Una parte del successo della Polonia durante la crisi è dovuta alla svalutazione della moneta, lo zloty, che rispetto all’euro ha perso il 30 per cento del valore tra il 2008 e il 2009. Questo ha aiutato le esportazioni polacche, ma non è durata a lungo e nel 2012 la moneta è tornata ad apprezzarsi. Al momento la banca centrale sta praticando una politica di tassi piuttosto alti (al 2,5 per cento) per tenere sotto controllo l’inflazione.
Ma ci sono anche altri segni di vitalità nell’economia polacca. Negli ultimi mesi la produzione industriale è cresciuta e le banche, dopo un periodo di incertezza, hanno ricominciato a prestare soldi alle imprese.
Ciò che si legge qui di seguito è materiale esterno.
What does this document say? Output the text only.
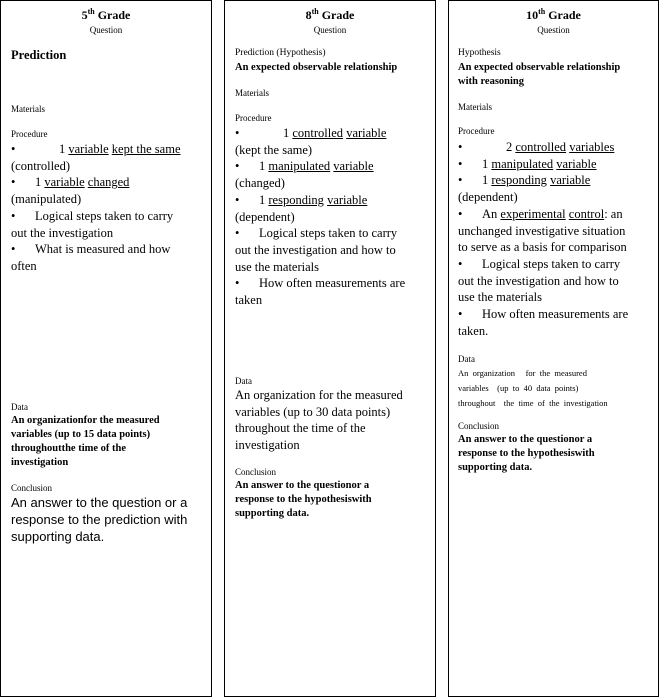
5th Grade
Question
Prediction
Materials
Procedure
•	1 variable kept the same
(controlled)
• 1 variable changed
(manipulated)
• Logical steps taken to carry
out the investigation
• What is measured and how
often
Data
An organizationfor the measured
variables (up to 15 data points)
throughoutthe time of the
investigation
Conclusion
An answer to the question or a
response to the prediction with
supporting data.
8th Grade
Question
Prediction (Hypothesis)
An expected observable relationship
Materials
Procedure
•	1 controlled variable
(kept the same)
• 1 manipulated variable
(changed)
• 1 responding variable
(dependent)
• Logical steps taken to carry
out the investigation and how to
use the materials
• How often measurements are
taken
Data
An organization for the measured
variables (up to 30 data points)
throughout the time of the
investigation
Conclusion
An answer to the questionor a
response to the hypothesiswith
supporting data.
10th Grade
Question
Hypothesis
An expected observable relationship
with reasoning
Materials
Procedure
•	2 controlled variables
• 1 manipulated variable
• 1 responding variable
(dependent)
• An experimental control: an
unchanged investigative situation
to serve as a basis for comparison
• Logical steps taken to carry
out the investigation and how to
use the materials
• How often measurements are
taken.
Data
An  organization     for  the  measured
variables    (up  to  40  data  points)
throughout    the  time  of  the  investigation
Conclusion
An answer to the questionor a
response to the hypothesiswith
supporting data.
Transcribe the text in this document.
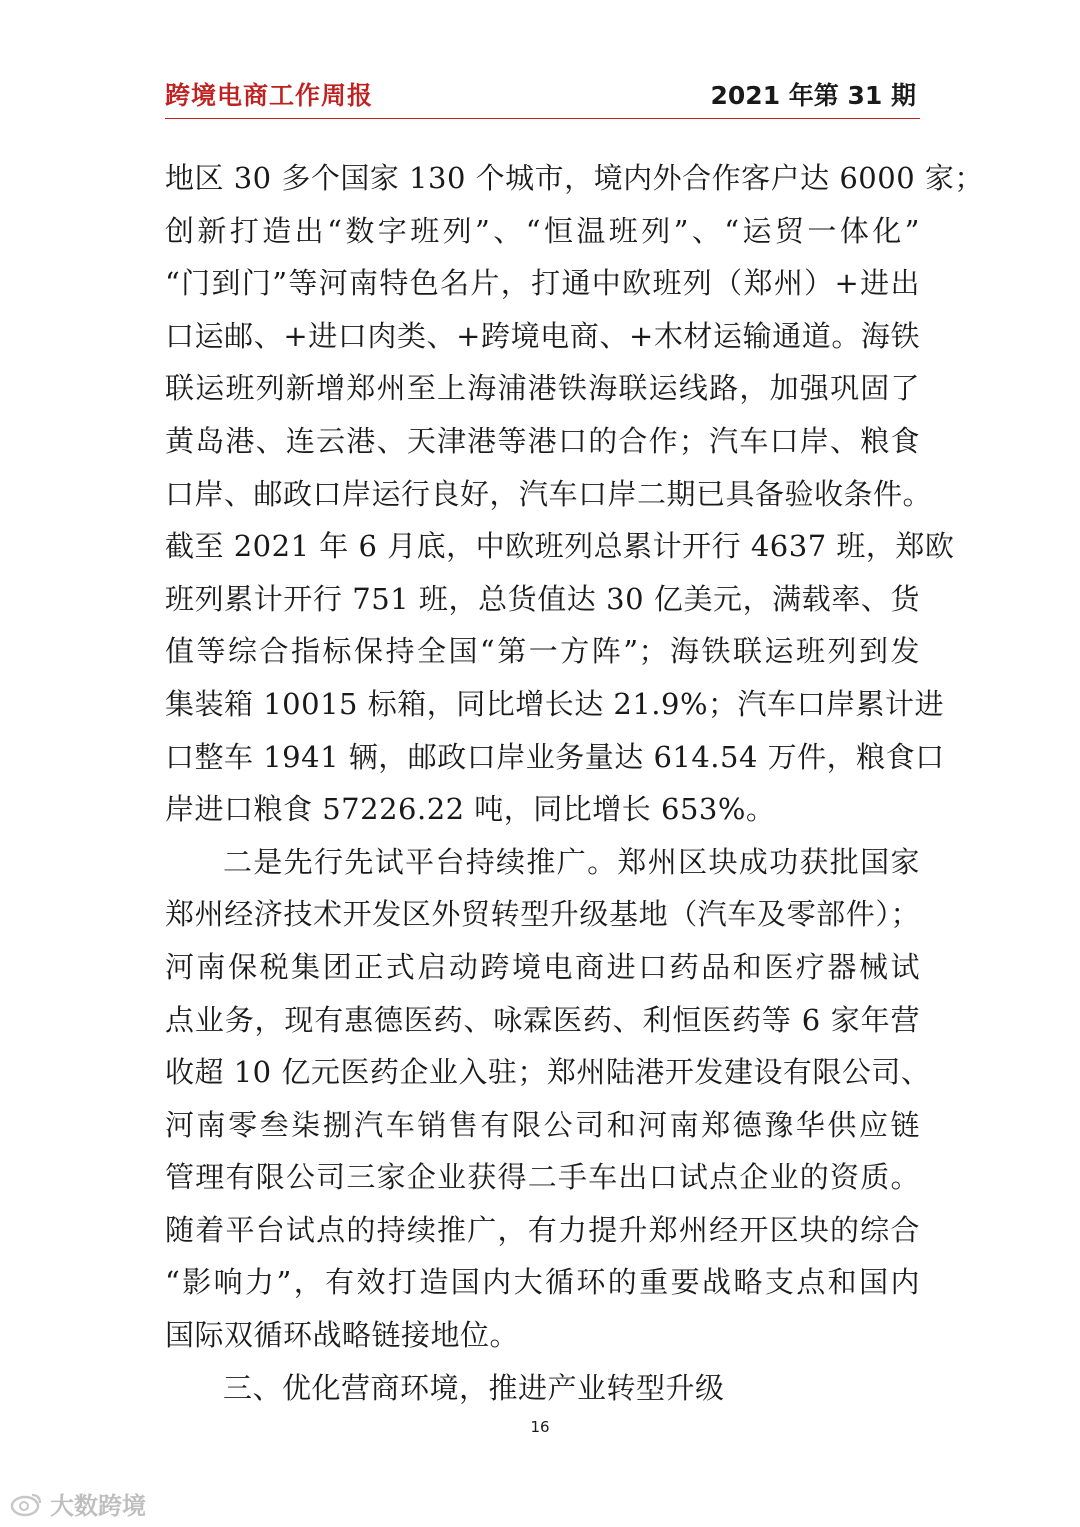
跨境电商工作周报	2021 年第 31 期
地区 30 多个国家 130 个城市，境内外合作客户达 6000 家；
创新打造出“数字班列”、“恒温班列”、“运贸一体化”
“门到门”等河南特色名片，打通中欧班列（郑州）+进出
口运邮、+进口肉类、+跨境电商、+木材运输通道。海铁
联运班列新增郑州至上海浦港铁海联运线路，加强巩固了
黄岛港、连云港、天津港等港口的合作；汽车口岸、粮食
口岸、邮政口岸运行良好，汽车口岸二期已具备验收条件。
截至 2021 年 6 月底，中欧班列总累计开行 4637 班，郑欧
班列累计开行 751 班，总货值达 30 亿美元，满载率、货
值等综合指标保持全国“第一方阵”；海铁联运班列到发
集装箱 10015 标箱，同比增长达 21.9%；汽车口岸累计进
口整车 1941 辆，邮政口岸业务量达 614.54 万件，粮食口
岸进口粮食 57226.22 吨，同比增长 653%。
二是先行先试平台持续推广。郑州区块成功获批国家
郑州经济技术开发区外贸转型升级基地（汽车及零部件）；
河南保税集团正式启动跨境电商进口药品和医疗器械试
点业务，现有惠德医药、咏霖医药、利恒医药等 6 家年营
收超 10 亿元医药企业入驻；郑州陆港开发建设有限公司、
河南零叁柒捌汽车销售有限公司和河南郑德豫华供应链
管理有限公司三家企业获得二手车出口试点企业的资质。
随着平台试点的持续推广，有力提升郑州经开区块的综合
“影响力”，有效打造国内大循环的重要战略支点和国内
国际双循环战略链接地位。
三、优化营商环境，推进产业转型升级
16
大数跨境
L’economia cresce in maniera abbastanza equilibrata grazie alla domanda estera, ma anche quella interna sta migliorando. Senza contare che nuovi aiuti stanno arrivando dall’Europa: nel periodo 2014-2020 la Polonia sarà di nuovo il maggior beneficiario europeo.
Un gestore di fondi di investimento, intervistato dal Financial Times, ha riassunto così la situazione della Polonia: «Storicamente abbiamo sempre sottovalutato la Polonia rispetto alla Russia o alla Turchia», ma ora che il paese sta ricominciando a crescere velocemente le cose sono cambiate: «Penso che aumenteremo la nostra esposizione verso la Polonia, piuttosto che abbassarla».